De vordering onder 2 betreft de vergoeding van de (voor aanvang van het geding al gemaakte) kosten van rechtsbijstand van € 8.641,52 welke aan [appellante] is gebracht bij factuur van mr. Van de Sande van 5 juni 2015. Uit het gestelde onder 5.9.2. van de memorie van grieven blijkt naar het oordeel van het hof dat [appellante] ook een grief heeft gericht tegen de afwijzing door de voorzieningenrechter van dit onderdeel van de vordering welke in het verlengde ligt van de (in hoger beroep terecht bestreden) afwijzing van de vordering onder 1. De vordering onder 2 is uitdrukkelijk gebaseerd op art. 17 van de toepasselijke polisvoorwaarden en is door SRK onvoldoende specifiek en gemotiveerd weersproken. Zij heeft slechts verwezen naar haar stellingen in eerste aanleg, alwaar niet is ingegaan op art. 17. De hoogte van deze vordering komt het hof, gezien de omvang van de tussen partijen gevoerde correspondentie en het belang van deze zaak, bovendien niet als onaannemelijk of onredelijk voor. Dat het een geldvordering in kort geding betreft doet aan dit alles niet af, omdat [appellante] als particuliere rechtszoekende een voldoende spoedeisend belang heeft bij toekenning van dit bedrag en het bestaan van deze vordering, die onbetwist gebaseerd is op art. 17 van de polisvoorwaarden, voldoende aannemelijk is. Hierbij heeft het hof tevens het restitutierisico in aanmerking genomen, dat in dit geval mede gezien de hoogte van dit bedrag evenwel geen doorslaggevende betekenis heeft. De vordering onder 2 zal dan ook worden toegewezen.

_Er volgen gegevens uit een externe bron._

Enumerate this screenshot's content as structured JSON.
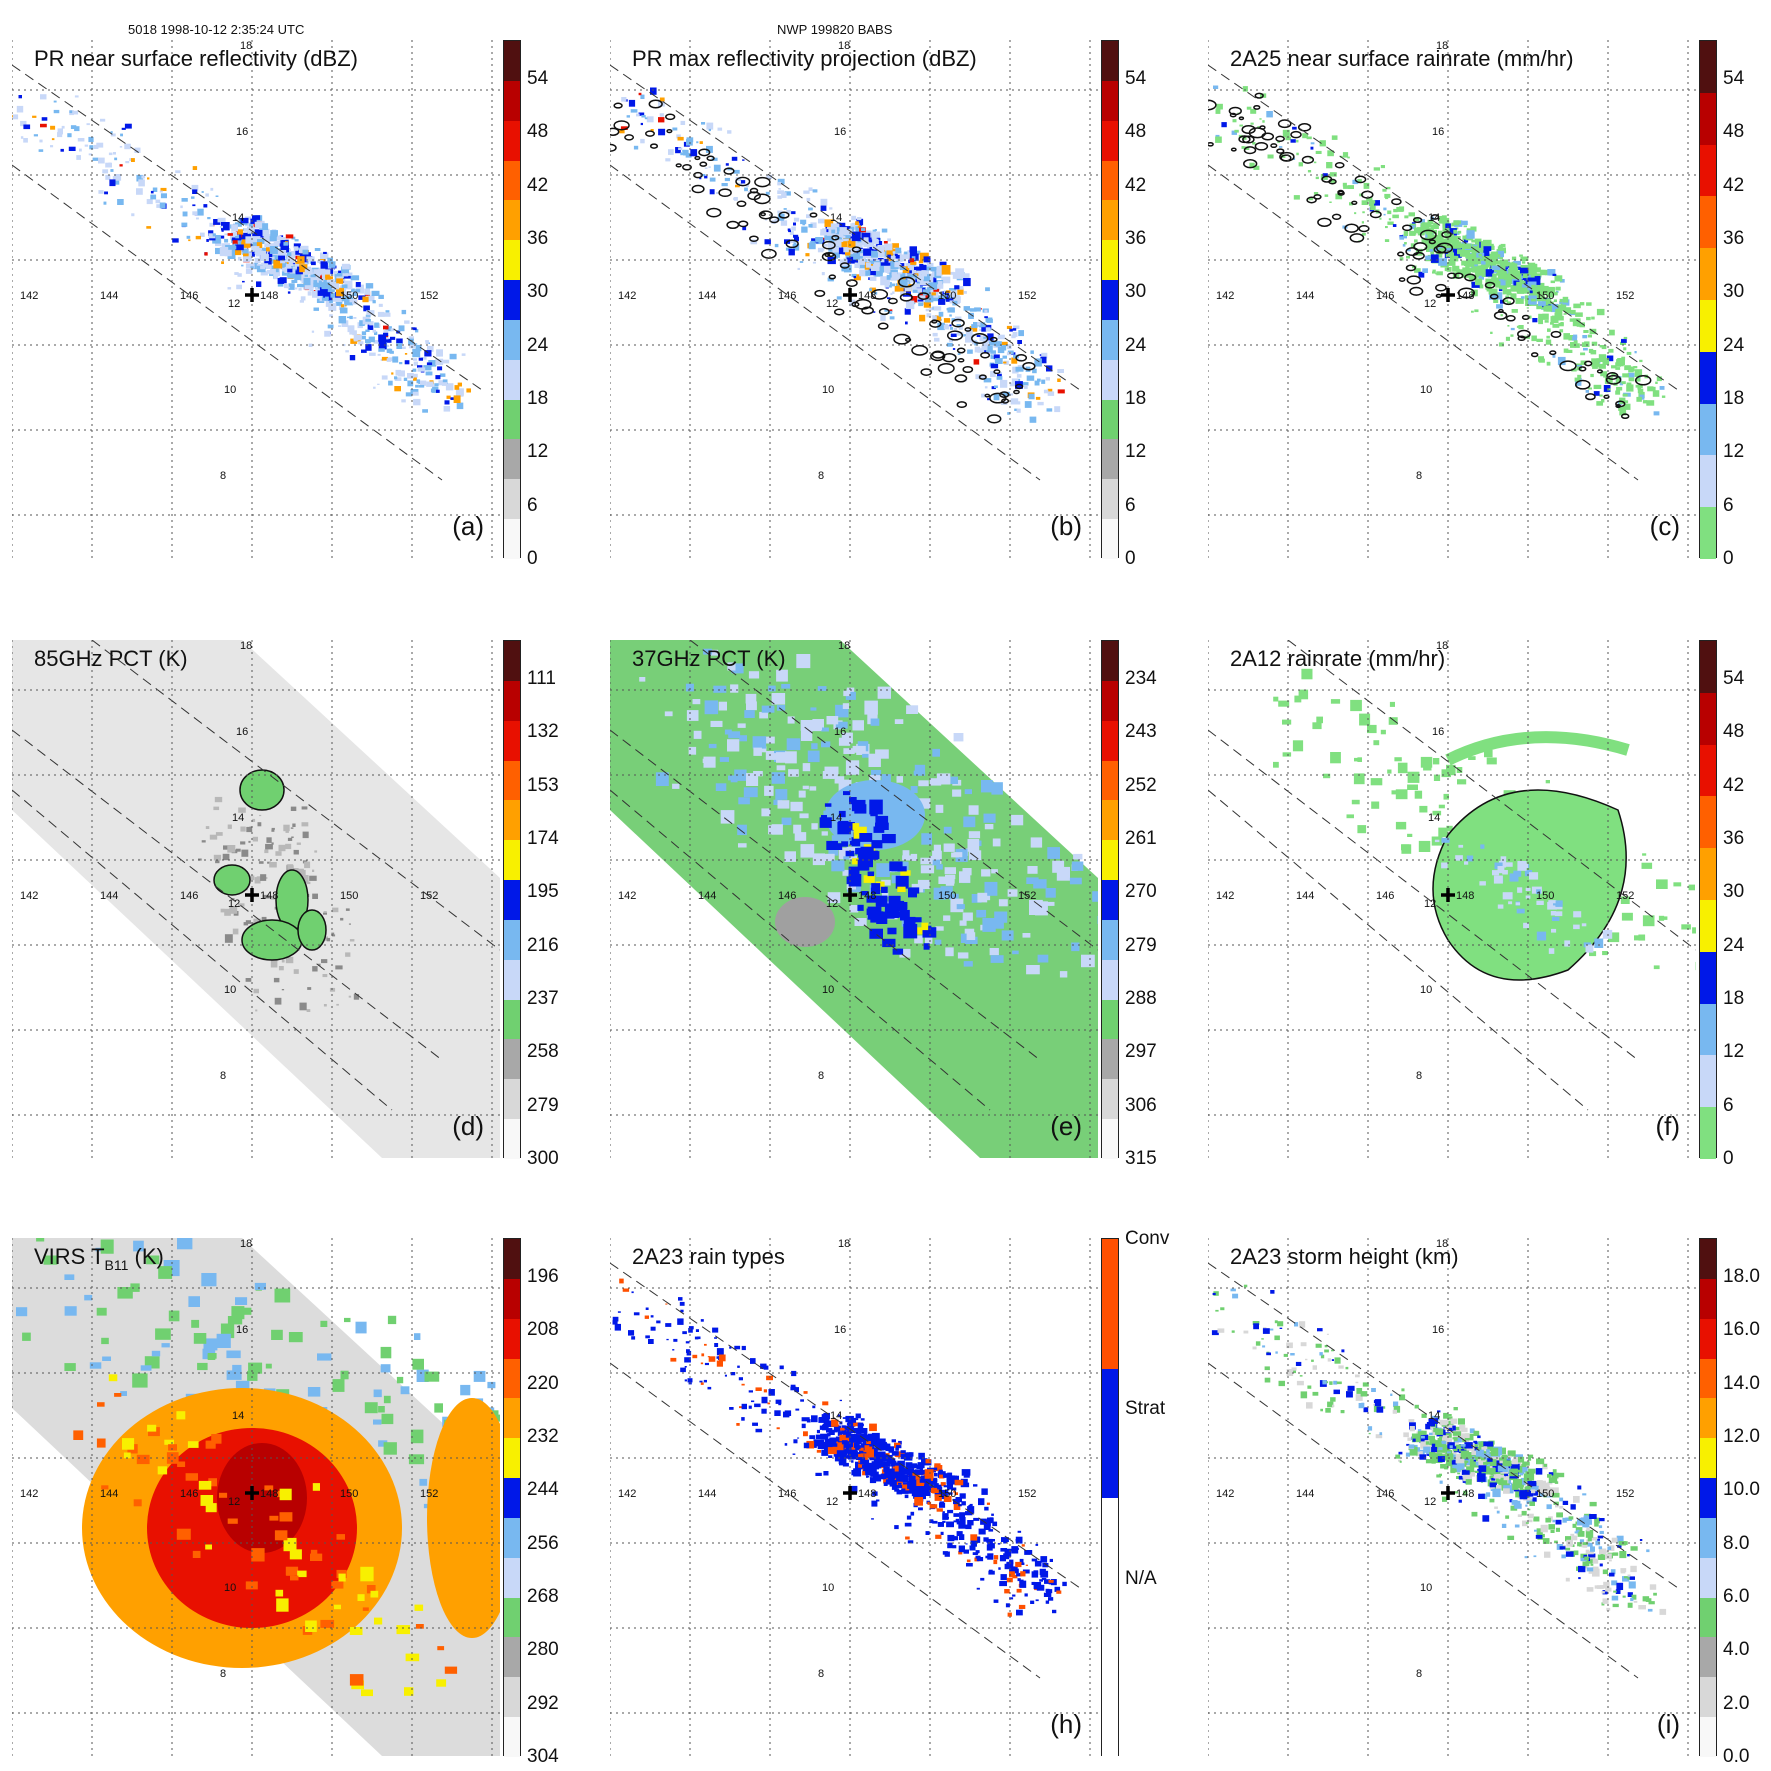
{
  "header": {
    "orbit_time": "5018 1998-10-12 2:35:24 UTC",
    "storm_id": "NWP 199820 BABS"
  },
  "axes": {
    "lon_labels": [
      "142",
      "144",
      "146",
      "148",
      "150",
      "152"
    ],
    "lat_labels": [
      "18",
      "16",
      "14",
      "12",
      "10",
      "8"
    ]
  },
  "panels": [
    {
      "id": "a",
      "title": "PR near surface reflectivity (dBZ)",
      "tag": "(a)",
      "cmap": "dbz",
      "style": "swath",
      "colorbar": {
        "labels": [
          "54",
          "48",
          "42",
          "36",
          "30",
          "24",
          "18",
          "12",
          "6",
          "0"
        ]
      }
    },
    {
      "id": "b",
      "title": "PR max reflectivity projection (dBZ)",
      "tag": "(b)",
      "cmap": "dbz",
      "style": "swath-contour",
      "colorbar": {
        "labels": [
          "54",
          "48",
          "42",
          "36",
          "30",
          "24",
          "18",
          "12",
          "6",
          "0"
        ]
      }
    },
    {
      "id": "c",
      "title": "2A25 near surface rainrate (mm/hr)",
      "tag": "(c)",
      "cmap": "rain",
      "style": "swath-rain",
      "colorbar": {
        "labels": [
          "54",
          "48",
          "42",
          "36",
          "30",
          "24",
          "18",
          "12",
          "6",
          "0"
        ]
      }
    },
    {
      "id": "d",
      "title": "85GHz PCT (K)",
      "tag": "(d)",
      "cmap": "pct85",
      "style": "wide-gray",
      "colorbar": {
        "labels": [
          "111",
          "132",
          "153",
          "174",
          "195",
          "216",
          "237",
          "258",
          "279",
          "300"
        ]
      }
    },
    {
      "id": "e",
      "title": "37GHz PCT (K)",
      "tag": "(e)",
      "cmap": "pct37",
      "style": "wide-green",
      "colorbar": {
        "labels": [
          "234",
          "243",
          "252",
          "261",
          "270",
          "279",
          "288",
          "297",
          "306",
          "315"
        ]
      }
    },
    {
      "id": "f",
      "title": "2A12 rainrate (mm/hr)",
      "tag": "(f)",
      "cmap": "rain",
      "style": "wide-rain",
      "colorbar": {
        "labels": [
          "54",
          "48",
          "42",
          "36",
          "30",
          "24",
          "18",
          "12",
          "6",
          "0"
        ]
      }
    },
    {
      "id": "g",
      "title_main": "VIRS T",
      "title_sub": "B11",
      "title_unit": " (K)",
      "tag": "",
      "cmap": "ir",
      "style": "wide-ir",
      "colorbar": {
        "labels": [
          "196",
          "208",
          "220",
          "232",
          "244",
          "256",
          "268",
          "280",
          "292",
          "304"
        ]
      }
    },
    {
      "id": "h",
      "title": "2A23 rain types",
      "tag": "(h)",
      "cmap": "types",
      "style": "swath-types",
      "colorbar": {
        "labels": [
          "Conv",
          "Strat",
          "N/A"
        ]
      }
    },
    {
      "id": "i",
      "title": "2A23 storm height (km)",
      "tag": "(i)",
      "cmap": "height",
      "style": "swath-height",
      "colorbar": {
        "labels": [
          "18.0",
          "16.0",
          "14.0",
          "12.0",
          "10.0",
          "8.0",
          "6.0",
          "4.0",
          "2.0",
          "0.0"
        ]
      }
    }
  ],
  "colormaps": {
    "dbz": [
      "#f8f8f8",
      "#d8d8d8",
      "#a8a8a8",
      "#70d070",
      "#c8d8f8",
      "#78b8f0",
      "#0018e8",
      "#f8f000",
      "#ffa000",
      "#ff6000",
      "#e81000",
      "#b80000",
      "#501010"
    ],
    "rain": [
      "#80e080",
      "#c8d8f8",
      "#78b8f0",
      "#0018e8",
      "#f8f000",
      "#ffa000",
      "#ff6000",
      "#e81000",
      "#b80000",
      "#501010"
    ],
    "pct85": [
      "#f8f8f8",
      "#d8d8d8",
      "#a8a8a8",
      "#70d070",
      "#c8d8f8",
      "#78b8f0",
      "#0018e8",
      "#f8f000",
      "#ffa000",
      "#ff6000",
      "#e81000",
      "#b80000",
      "#501010"
    ],
    "pct37": [
      "#f8f8f8",
      "#d8d8d8",
      "#a8a8a8",
      "#70d070",
      "#c8d8f8",
      "#78b8f0",
      "#0018e8",
      "#f8f000",
      "#ffa000",
      "#ff6000",
      "#e81000",
      "#b80000",
      "#501010"
    ],
    "ir": [
      "#f8f8f8",
      "#d8d8d8",
      "#a8a8a8",
      "#70d070",
      "#c8d8f8",
      "#78b8f0",
      "#0018e8",
      "#f8f000",
      "#ffa000",
      "#ff6000",
      "#e81000",
      "#b80000",
      "#501010"
    ],
    "types": [
      "#ffffff",
      "#0018e8",
      "#ff5000"
    ],
    "height": [
      "#f8f8f8",
      "#d8d8d8",
      "#a8a8a8",
      "#70d070",
      "#c8d8f8",
      "#78b8f0",
      "#0018e8",
      "#f8f000",
      "#ffa000",
      "#ff6000",
      "#e81000",
      "#b80000",
      "#501010"
    ]
  }
}
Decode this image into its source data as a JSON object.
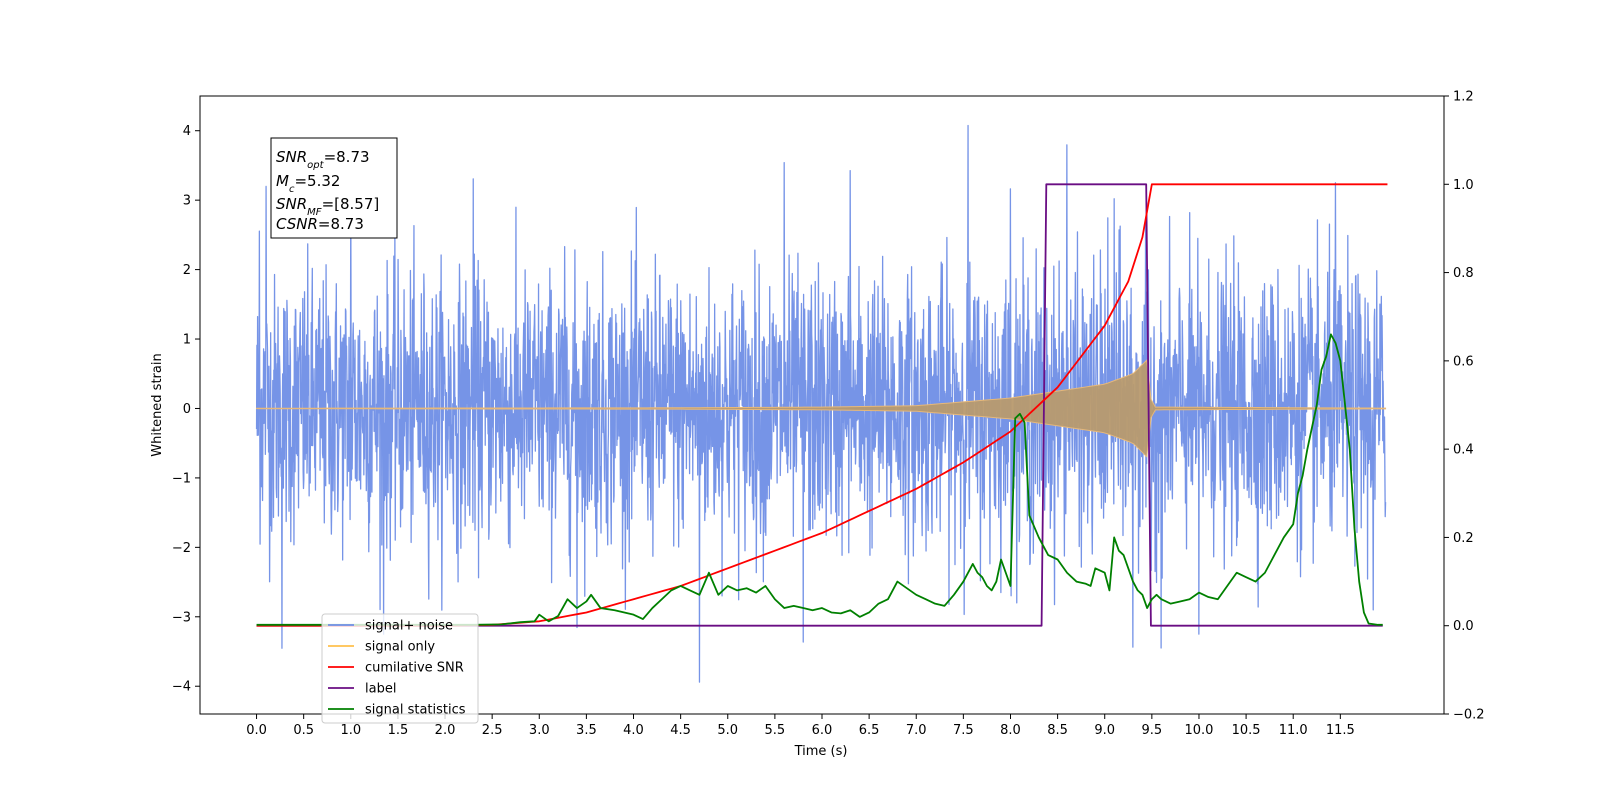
{
  "chart_data": {
    "type": "line",
    "xlabel": "Time (s)",
    "ylabel": "Whitened strain",
    "x_ticks": [
      "0.0",
      "0.5",
      "1.0",
      "1.5",
      "2.0",
      "2.5",
      "3.0",
      "3.5",
      "4.0",
      "4.5",
      "5.0",
      "5.5",
      "6.0",
      "6.5",
      "7.0",
      "7.5",
      "8.0",
      "8.5",
      "9.0",
      "9.5",
      "10.0",
      "10.5",
      "11.0",
      "11.5"
    ],
    "xlim": [
      -0.6,
      12.6
    ],
    "ylim_left": [
      -4.4,
      4.5
    ],
    "ylim_right": [
      -0.2,
      1.2
    ],
    "y_left_ticks": [
      "4",
      "3",
      "2",
      "1",
      "0",
      "−1",
      "−2",
      "−3",
      "−4"
    ],
    "y_right_ticks": [
      "1.2",
      "1.0",
      "0.8",
      "0.6",
      "0.4",
      "0.2",
      "0.0",
      "−0.2"
    ],
    "info_box": {
      "snr_opt": {
        "base": "SNR",
        "sub": "opt",
        "value": "=8.73"
      },
      "mc": {
        "base": "M",
        "sub": "c",
        "value": "=5.32"
      },
      "snr_mf": {
        "base": "SNR",
        "sub": "MF",
        "value": "=[8.57]"
      },
      "csnr": {
        "base": "CSNR",
        "sub": "",
        "value": "=8.73"
      }
    },
    "legend": {
      "placement": "lower-left",
      "entries": [
        {
          "label": "signal+ noise",
          "color": "#6f8ee6"
        },
        {
          "label": "signal only",
          "color": "#ffc04d"
        },
        {
          "label": "cumilative SNR",
          "color": "#ff0000"
        },
        {
          "label": "label",
          "color": "#6a0d83"
        },
        {
          "label": "signal statistics",
          "color": "#008000"
        }
      ]
    },
    "series": [
      {
        "name": "signal+ noise",
        "axis": "left",
        "color": "#6f8ee6",
        "style": "dense noise",
        "envelope_abs": 2.3,
        "peak_points": [
          [
            0.03,
            2.55
          ],
          [
            0.1,
            3.2
          ],
          [
            0.27,
            -3.45
          ],
          [
            1.0,
            3.1
          ],
          [
            1.35,
            -3.25
          ],
          [
            2.3,
            3.3
          ],
          [
            3.4,
            -3.15
          ],
          [
            4.7,
            -3.95
          ],
          [
            5.6,
            3.55
          ],
          [
            5.8,
            -3.35
          ],
          [
            6.3,
            3.4
          ],
          [
            7.55,
            4.1
          ],
          [
            8.0,
            3.3
          ],
          [
            8.6,
            3.55
          ],
          [
            9.1,
            3.4
          ],
          [
            9.3,
            -3.25
          ],
          [
            9.6,
            -3.45
          ],
          [
            10.0,
            -3.25
          ],
          [
            11.45,
            3.25
          ],
          [
            11.85,
            -2.9
          ]
        ]
      },
      {
        "name": "signal only",
        "axis": "left",
        "color": "#b89a6e",
        "style": "chirp envelope",
        "envelope": [
          [
            0,
            0.003
          ],
          [
            4.5,
            0.01
          ],
          [
            6,
            0.02
          ],
          [
            7,
            0.04
          ],
          [
            8,
            0.15
          ],
          [
            8.5,
            0.25
          ],
          [
            9.0,
            0.35
          ],
          [
            9.3,
            0.5
          ],
          [
            9.45,
            0.7
          ],
          [
            9.5,
            0.02
          ],
          [
            12,
            0.005
          ]
        ]
      },
      {
        "name": "cumilative SNR",
        "axis": "right",
        "color": "#ff0000",
        "points": [
          [
            0,
            0
          ],
          [
            1,
            0
          ],
          [
            2,
            0
          ],
          [
            2.5,
            0.002
          ],
          [
            3,
            0.01
          ],
          [
            3.5,
            0.03
          ],
          [
            4,
            0.06
          ],
          [
            4.5,
            0.09
          ],
          [
            5,
            0.13
          ],
          [
            5.5,
            0.17
          ],
          [
            6,
            0.21
          ],
          [
            6.5,
            0.26
          ],
          [
            7,
            0.31
          ],
          [
            7.5,
            0.37
          ],
          [
            8,
            0.44
          ],
          [
            8.5,
            0.54
          ],
          [
            9,
            0.68
          ],
          [
            9.25,
            0.78
          ],
          [
            9.4,
            0.88
          ],
          [
            9.5,
            1.0
          ],
          [
            12,
            1.0
          ]
        ]
      },
      {
        "name": "label",
        "axis": "right",
        "color": "#6a0d83",
        "points": [
          [
            0,
            0
          ],
          [
            8.33,
            0
          ],
          [
            8.38,
            1.0
          ],
          [
            9.44,
            1.0
          ],
          [
            9.49,
            0
          ],
          [
            11.95,
            0
          ]
        ]
      },
      {
        "name": "signal statistics",
        "axis": "right",
        "color": "#008000",
        "points": [
          [
            0,
            0.002
          ],
          [
            2.0,
            0.002
          ],
          [
            2.3,
            0.002
          ],
          [
            2.6,
            0.003
          ],
          [
            2.8,
            0.008
          ],
          [
            2.95,
            0.01
          ],
          [
            3.0,
            0.025
          ],
          [
            3.1,
            0.01
          ],
          [
            3.2,
            0.022
          ],
          [
            3.3,
            0.06
          ],
          [
            3.4,
            0.04
          ],
          [
            3.5,
            0.055
          ],
          [
            3.55,
            0.07
          ],
          [
            3.65,
            0.04
          ],
          [
            3.8,
            0.035
          ],
          [
            4.0,
            0.025
          ],
          [
            4.1,
            0.015
          ],
          [
            4.2,
            0.04
          ],
          [
            4.3,
            0.06
          ],
          [
            4.4,
            0.08
          ],
          [
            4.5,
            0.09
          ],
          [
            4.6,
            0.08
          ],
          [
            4.7,
            0.07
          ],
          [
            4.8,
            0.12
          ],
          [
            4.9,
            0.07
          ],
          [
            5.0,
            0.09
          ],
          [
            5.1,
            0.08
          ],
          [
            5.2,
            0.085
          ],
          [
            5.3,
            0.075
          ],
          [
            5.4,
            0.09
          ],
          [
            5.5,
            0.06
          ],
          [
            5.6,
            0.04
          ],
          [
            5.7,
            0.045
          ],
          [
            5.8,
            0.04
          ],
          [
            5.9,
            0.035
          ],
          [
            6.0,
            0.04
          ],
          [
            6.1,
            0.03
          ],
          [
            6.2,
            0.028
          ],
          [
            6.3,
            0.035
          ],
          [
            6.4,
            0.02
          ],
          [
            6.5,
            0.03
          ],
          [
            6.6,
            0.05
          ],
          [
            6.7,
            0.06
          ],
          [
            6.8,
            0.1
          ],
          [
            6.9,
            0.085
          ],
          [
            7.0,
            0.07
          ],
          [
            7.1,
            0.06
          ],
          [
            7.2,
            0.05
          ],
          [
            7.3,
            0.045
          ],
          [
            7.4,
            0.07
          ],
          [
            7.5,
            0.1
          ],
          [
            7.6,
            0.14
          ],
          [
            7.65,
            0.12
          ],
          [
            7.7,
            0.11
          ],
          [
            7.75,
            0.09
          ],
          [
            7.8,
            0.08
          ],
          [
            7.85,
            0.1
          ],
          [
            7.9,
            0.15
          ],
          [
            8.0,
            0.09
          ],
          [
            8.05,
            0.47
          ],
          [
            8.1,
            0.48
          ],
          [
            8.15,
            0.46
          ],
          [
            8.2,
            0.25
          ],
          [
            8.3,
            0.2
          ],
          [
            8.4,
            0.16
          ],
          [
            8.5,
            0.15
          ],
          [
            8.6,
            0.12
          ],
          [
            8.7,
            0.1
          ],
          [
            8.8,
            0.095
          ],
          [
            8.85,
            0.09
          ],
          [
            8.9,
            0.13
          ],
          [
            9.0,
            0.12
          ],
          [
            9.05,
            0.08
          ],
          [
            9.1,
            0.2
          ],
          [
            9.15,
            0.17
          ],
          [
            9.2,
            0.16
          ],
          [
            9.3,
            0.1
          ],
          [
            9.35,
            0.08
          ],
          [
            9.4,
            0.07
          ],
          [
            9.45,
            0.04
          ],
          [
            9.5,
            0.06
          ],
          [
            9.55,
            0.07
          ],
          [
            9.6,
            0.06
          ],
          [
            9.7,
            0.05
          ],
          [
            9.8,
            0.055
          ],
          [
            9.9,
            0.06
          ],
          [
            10.0,
            0.075
          ],
          [
            10.1,
            0.065
          ],
          [
            10.2,
            0.06
          ],
          [
            10.3,
            0.09
          ],
          [
            10.4,
            0.12
          ],
          [
            10.5,
            0.11
          ],
          [
            10.6,
            0.1
          ],
          [
            10.7,
            0.12
          ],
          [
            10.8,
            0.16
          ],
          [
            10.9,
            0.2
          ],
          [
            11.0,
            0.23
          ],
          [
            11.05,
            0.3
          ],
          [
            11.1,
            0.34
          ],
          [
            11.15,
            0.4
          ],
          [
            11.2,
            0.45
          ],
          [
            11.25,
            0.5
          ],
          [
            11.3,
            0.58
          ],
          [
            11.35,
            0.61
          ],
          [
            11.4,
            0.66
          ],
          [
            11.45,
            0.64
          ],
          [
            11.5,
            0.6
          ],
          [
            11.55,
            0.5
          ],
          [
            11.6,
            0.4
          ],
          [
            11.65,
            0.22
          ],
          [
            11.7,
            0.1
          ],
          [
            11.75,
            0.03
          ],
          [
            11.8,
            0.005
          ],
          [
            11.9,
            0.002
          ],
          [
            11.95,
            0.002
          ]
        ]
      }
    ]
  }
}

Geen grief is echter gericht tegen de afwijzing door de voorzieningenrechter van het door [appellante] verlangde voorschot op de gemaakte en nog te maken proceskosten van € 4.000,-, als genoemd in onderdeel 3 van de vordering. Hetgeen daaromtrent is overwogen en beslist in rov. 4.7 tot en met 4.9 van het bestreden vonnis dient dan ook in stand te blijven. Hetgeen partijen verder nog hebben aangevoerd over en weer, stuit af op al het voorgaande en behoeft geen afzonderlijke behandeling. SRK zal als de grotendeels in het ongelijk gestelde partij worden verwezen in de kosten van beide instanties, te begroten conform het liquidatietarief.